Personal information
- Born: 18 October 1933 Calcutta, British India
- Died: 31 July 2022 (aged 88)
- Height: 6 ft 0 in (183 cm)
- Weight: 187 lb (85 kg)

Sport
- Club: Uni of WA Boat Club MUBC Banks Rowing Club

Medal record
Men's rowing
Representing Australia
Commonwealth Games
| Gold medal – first place | 1962 Perth | Men's eight |

= Terry Davies (rower) =

Australian rower (1933–2022)

Terence Rodney Davies (18 October 1933 – 31 July 2022), better known as Terry Davies, was an Australian representative rower who competed at two Olympic Games. He raced at the 1960 Rome Olympics in the Men's coxless pair and the 1964 Tokyo Olympics in the Men's eight. He won a gold medal at the 1962 Perth Commonwealth Games in the Men's eight and represented in the Australian eight at the inaugural 1962 World Rowing Championships.

==Early life and rowing==
Davies was born in India where his father was a policeman. His family lived in Mumbai during WWII.

Davies commenced his rowing at the University of Western Australia club in Perth in 1951. He raced in the Uni of WA senior eight at the 1953 and 1954 Intervarsity Championships. Davies made his sole state representative appearance for Western Australia in 1954 contesting the King's Cup at the Australian Interstate Regatta.

== Victorian club and state rowing==
Davies relocated to Melbourne in 1956 and initially joined the MUBC. Early in the 1961 season he moved to the Banks Rowing Club. He won Victorian state championships in 1957 and 1958 in MUBC eights then in 1959 and 1960 in coxed and coxless pairs.

He was selected into the Victorian men's senior eight to contest and win the King's Cup in 1958 and then he rowed in further Victorian King's Cup crews in 1962, 1963, 1964 and 1965. Four of those five crews were victorious including the 1963 and 1964 eights which Davies stroked.

Following his Australian representative success Davies continued to compete for Banks at the senior level until 1968 then becoming a committee-man and club selector. He coached at the school level in Victoria and from the 1980s until 1995 competed at the Masters level. He was made a life member of Banks Rowing Club in 1999 and admitted to the Rowing Victoria Hall of Fame in 2011.

==International representative rowing==
In 1960 Davies and his MUBC teammate John Hunt were selected to race Australia's coxless pair at the 1960 Tokyo Olympics. They were eliminated in the repechage.
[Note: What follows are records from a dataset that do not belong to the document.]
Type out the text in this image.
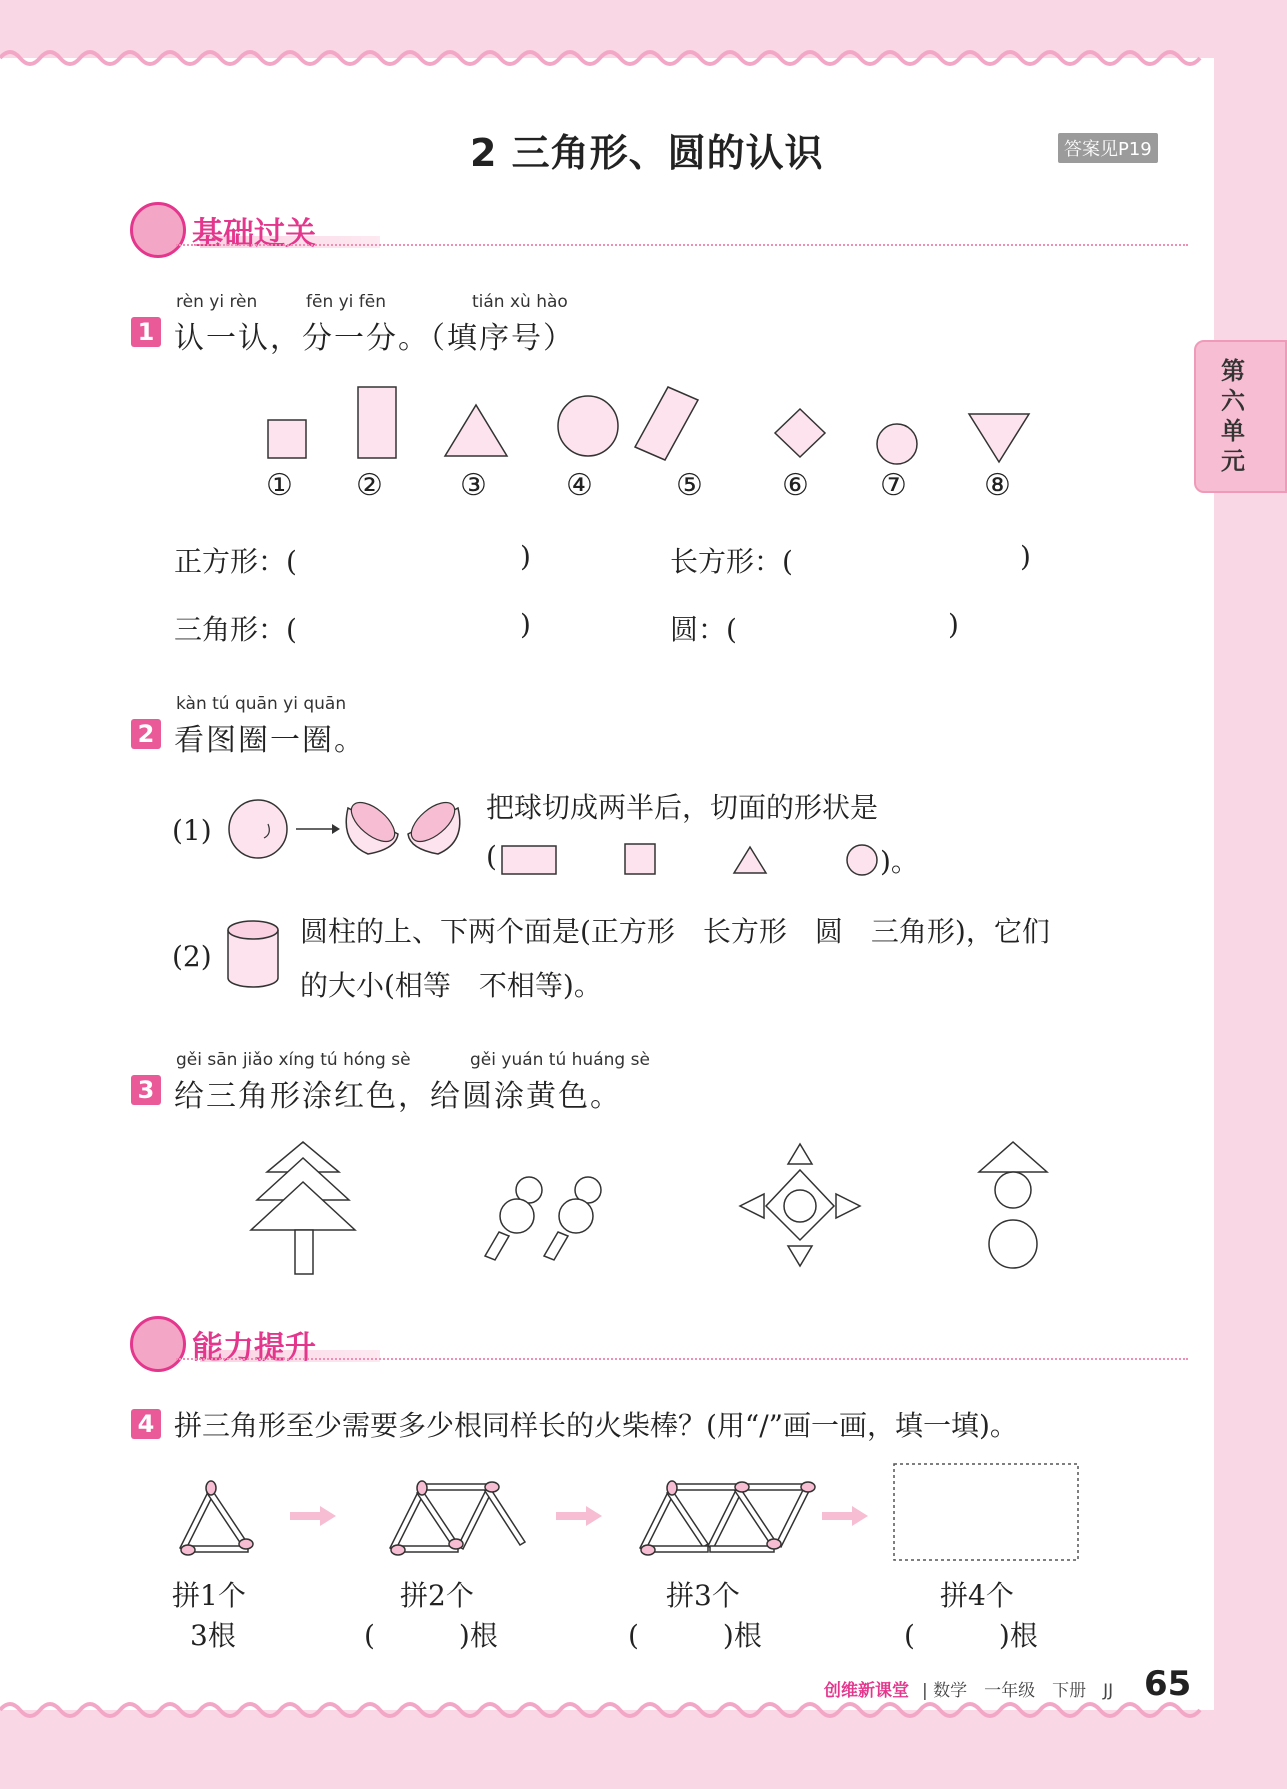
2 三角形、圆的认识	答案见P19
第六单元
基础过关
rèn yi rèn	fēn yi fēn	tián xù hào
1 认一认，分一分。（填序号）
① ②	③	④	⑤	⑥ ⑦	⑧
正方形：(	)	长方形：(	)
三角形：(	)	圆：(	)
kàn tú quān yi quān
2 看图圈一圈。
(1)
把球切成两半后，切面的形状是
(	)。
(2)
圆柱的上、下两个面是(正方形　长方形　圆　三角形)，它们
的大小(相等　不相等)。
gěi sān jiǎo xíng tú hóng sè	gěi yuán tú huáng sè
3 给三角形涂红色，给圆涂黄色。
能力提升
4 拼三角形至少需要多少根同样长的火柴棒？(用“/”画一画，填一填)。
拼1个
3根
拼2个
(　　　)根
拼3个
(　　　)根
拼4个
(　　　)根
创维新课堂 | 数学　一年级　下册　JJ 65
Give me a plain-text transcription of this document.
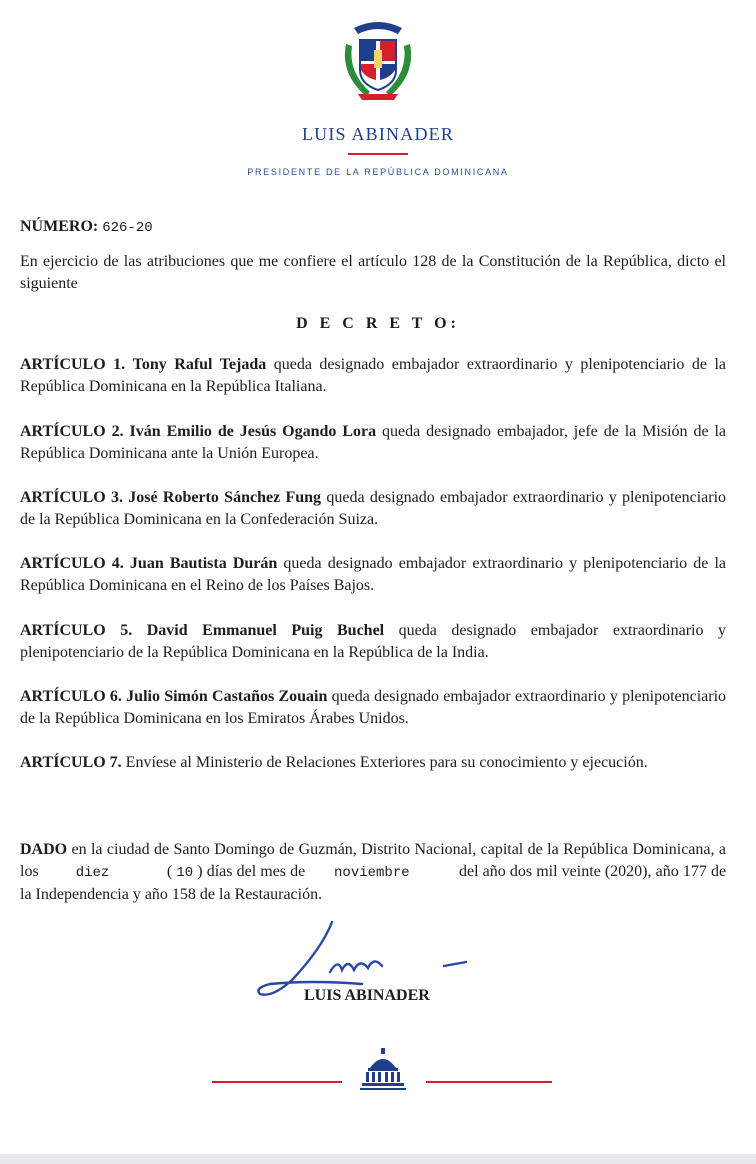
LUIS ABINADER
PRESIDENTE DE LA REPÚBLICA DOMINICANA
NÚMERO: 626-20
En ejercicio de las atribuciones que me confiere el artículo 128 de la Constitución de la República, dicto el siguiente
D E C R E T O:
ARTÍCULO 1. Tony Raful Tejada queda designado embajador extraordinario y plenipotenciario de la República Dominicana en la República Italiana.
ARTÍCULO 2. Iván Emilio de Jesús Ogando Lora queda designado embajador, jefe de la Misión de la República Dominicana ante la Unión Europea.
ARTÍCULO 3. José Roberto Sánchez Fung queda designado embajador extraordinario y plenipotenciario de la República Dominicana en la Confederación Suiza.
ARTÍCULO 4. Juan Bautista Durán queda designado embajador extraordinario y plenipotenciario de la República Dominicana en el Reino de los Países Bajos.
ARTÍCULO 5. David Emmanuel Puig Buchel queda designado embajador extraordinario y plenipotenciario de la República Dominicana en la República de la India.
ARTÍCULO 6. Julio Simón Castaños Zouain queda designado embajador extraordinario y plenipotenciario de la República Dominicana en los Emiratos Árabes Unidos.
ARTÍCULO 7. Envíese al Ministerio de Relaciones Exteriores para su conocimiento y ejecución.
DADO en la ciudad de Santo Domingo de Guzmán, Distrito Nacional, capital de la República Dominicana, a los	diez	( 10 ) días del mes de noviembre	del año dos mil veinte (2020), año 177 de la Independencia y año 158 de la Restauración.
LUIS ABINADER
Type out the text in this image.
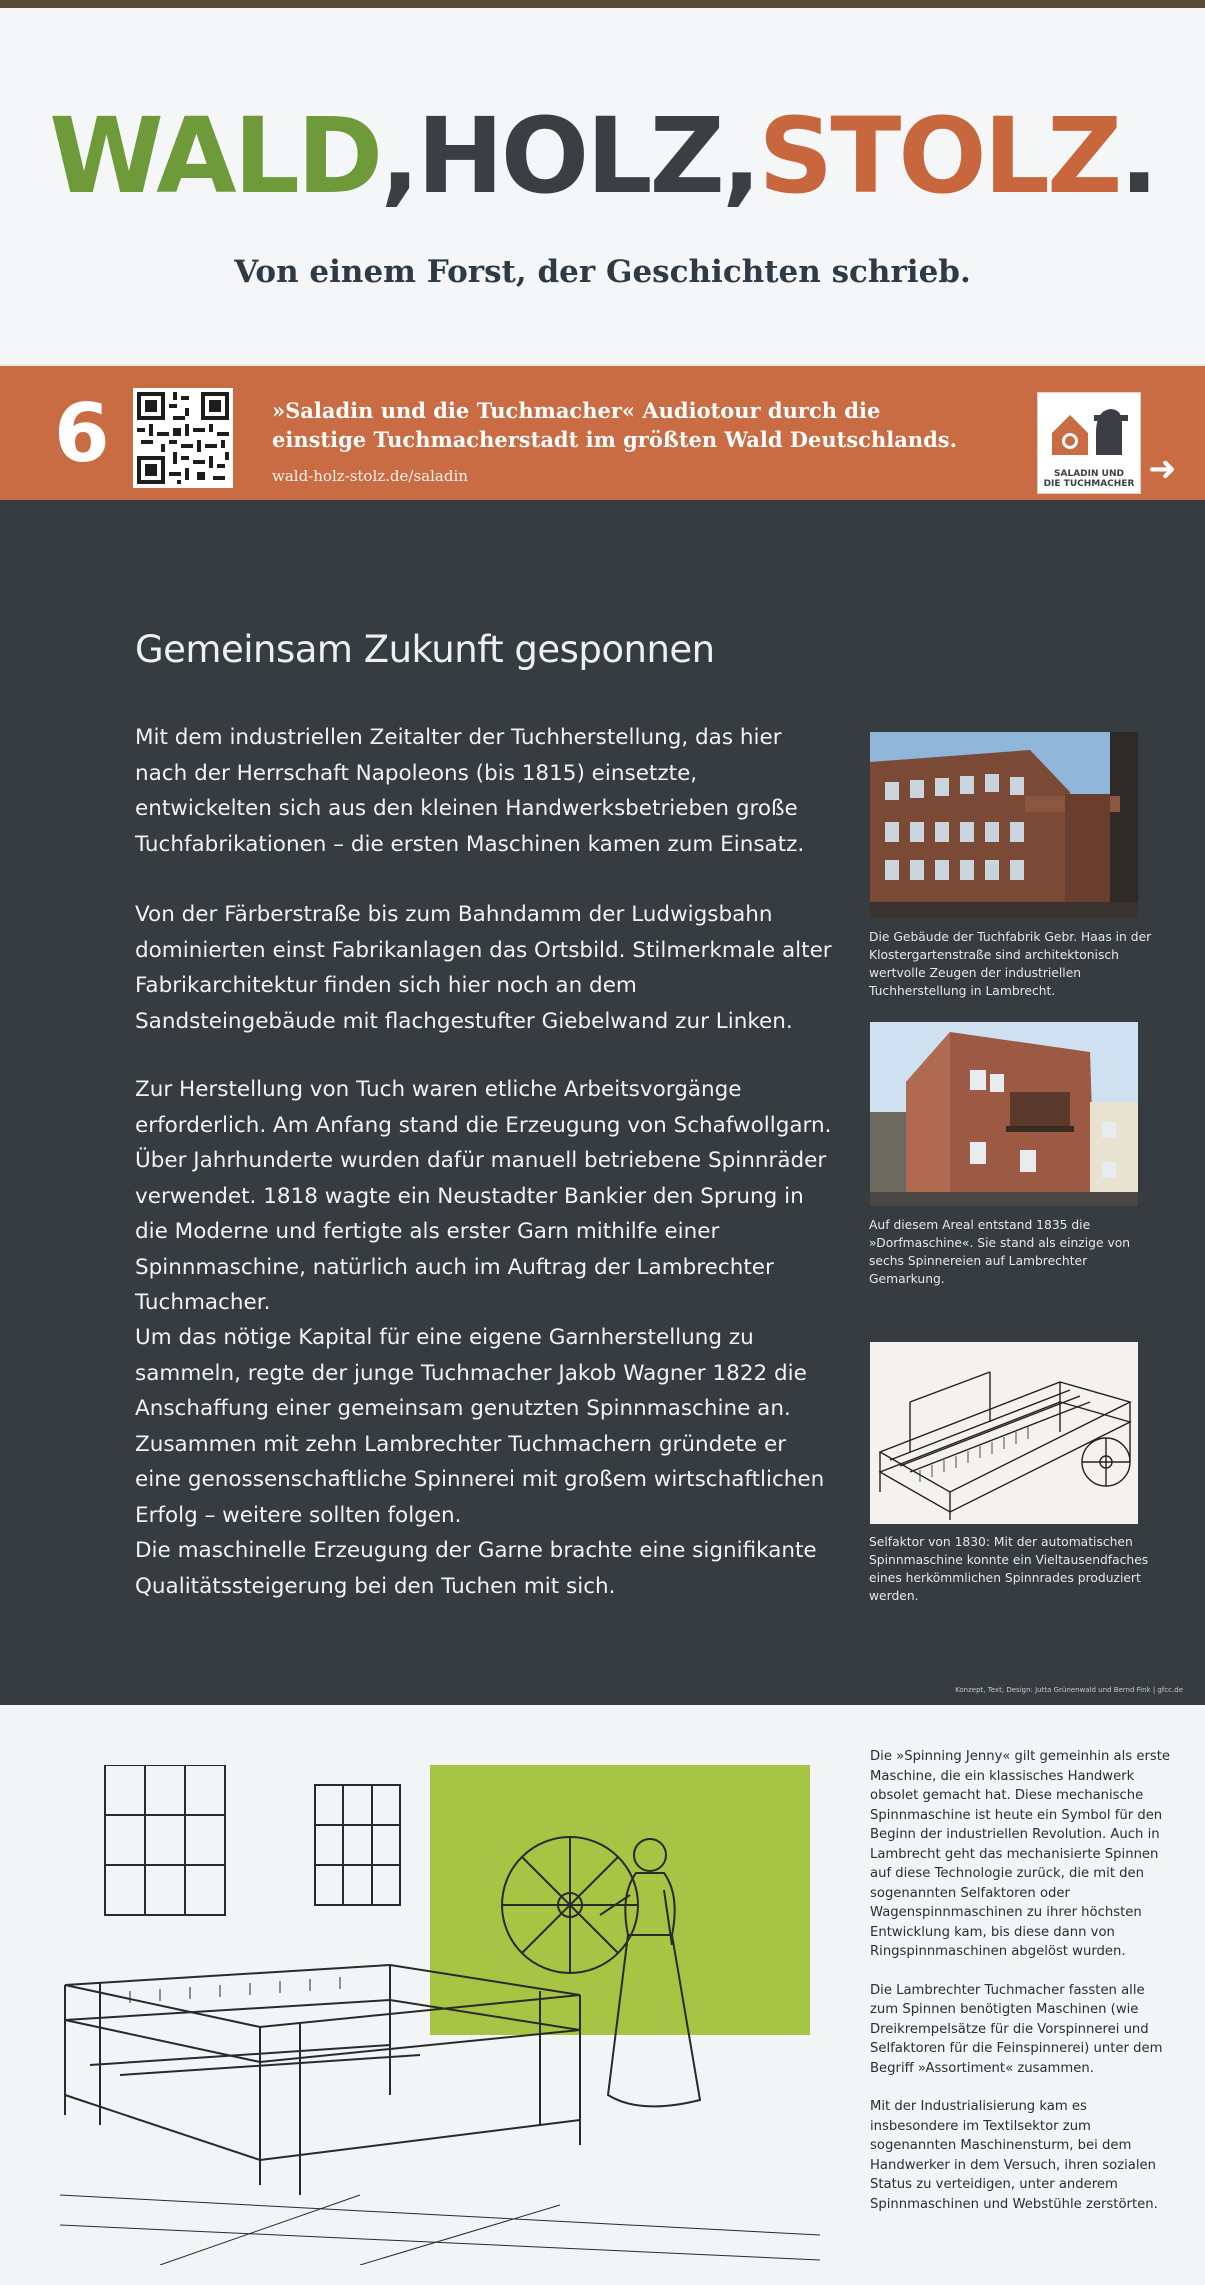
WALD,HOLZ,STOLZ.
Von einem Forst, der Geschichten schrieb.
6	»Saladin und die Tuchmacher« Audiotour durch die
einstige Tuchmacherstadt im größten Wald Deutschlands.
wald-holz-stolz.de/saladin	SALADIN UND
DIE TUCHMACHER ➜
Gemeinsam Zukunft gesponnen
Mit dem industriellen Zeitalter der Tuchherstellung, das hier nach der Herrschaft Napoleons (bis 1815) einsetzte, entwickelten sich aus den kleinen Handwerksbetrieben große Tuchfabrikationen – die ersten Maschinen kamen zum Einsatz.
Von der Färberstraße bis zum Bahndamm der Ludwigsbahn dominierten einst Fabrikanlagen das Ortsbild. Stilmerkmale alter Fabrikarchitektur finden sich hier noch an dem Sandsteingebäude mit flachgestufter Giebelwand zur Linken.
Zur Herstellung von Tuch waren etliche Arbeitsvorgänge erforderlich. Am Anfang stand die Erzeugung von Schafwollgarn. Über Jahrhunderte wurden dafür manuell betriebene Spinnräder verwendet. 1818 wagte ein Neustadter Bankier den Sprung in die Moderne und fertigte als erster Garn mithilfe einer Spinnmaschine, natürlich auch im Auftrag der Lambrechter Tuchmacher.
Um das nötige Kapital für eine eigene Garnherstellung zu sammeln, regte der junge Tuchmacher Jakob Wagner 1822 die Anschaffung einer gemeinsam genutzten Spinnmaschine an. Zusammen mit zehn Lambrechter Tuchmachern gründete er eine genossenschaftliche Spinnerei mit großem wirtschaftlichen Erfolg – weitere sollten folgen.
Die maschinelle Erzeugung der Garne brachte eine signifikante Qualitätssteigerung bei den Tuchen mit sich.
Die Gebäude der Tuchfabrik Gebr. Haas in der Klostergartenstraße sind architektonisch wertvolle Zeugen der industriellen Tuchherstellung in Lambrecht.
Auf diesem Areal entstand 1835 die »Dorfmaschine«. Sie stand als einzige von sechs Spinnereien auf Lambrechter Gemarkung.
Selfaktor von 1830: Mit der automatischen Spinnmaschine konnte ein Vieltausendfaches eines herkömmlichen Spinnrades produziert werden.
Konzept, Text, Design: Jutta Grünenwald und Bernd Fink | gfcc.de

Die »Spinning Jenny« gilt gemeinhin als erste Maschine, die ein klassisches Handwerk obsolet gemacht hat. Diese mechanische Spinnmaschine ist heute ein Symbol für den Beginn der industriellen Revolution. Auch in Lambrecht geht das mechanisierte Spinnen auf diese Technologie zurück, die mit den sogenannten Selfaktoren oder Wagenspinnmaschinen zu ihrer höchsten Entwicklung kam, bis diese dann von Ringspinnmaschinen abgelöst wurden.

Die Lambrechter Tuchmacher fassten alle zum Spinnen benötigten Maschinen (wie Dreikrempelsätze für die Vorspinnerei und Selfaktoren für die Feinspinnerei) unter dem Begriff »Assortiment« zusammen.

Mit der Industrialisierung kam es insbesondere im Textilsektor zum sogenannten Maschinensturm, bei dem Handwerker in dem Versuch, ihren sozialen Status zu verteidigen, unter anderem Spinnmaschinen und Webstühle zerstörten.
The Banks RC men's senior eight were Victorian champions in 1962 and six of the oarsmen in that crew made up the 1962 Victorian King's Cup eight which was also victorious at the Interstate Regatta. That entire 1962 Victorian King's Cup crew was selected as the Australian eight to contest the 1962 Commonwealth Games. Davies was in the four seat of that boat when they rowed to a gold medal victory at those games in Perth. That same crew was encouraged to represent Australia at the inaugural FISA World Championships, the 1962 World Championships in Lucerne. They financed their trip themselves, made it through to the final and finished in overall fifth place.

For the 1964 Tokyo Olympics the winning Victorian King's Cup eight was again selected in toto. They took a new Sargent & Burton eight with them to the Olympics but quickly saw that its design and technology was way behind the European built Donoratico and Stampfli shells being used by the other nations. With Davies in the stroke seat they raced in a borrowed Donoratico eight for the B final and rowed to an overall eighth place in the Olympic regatta.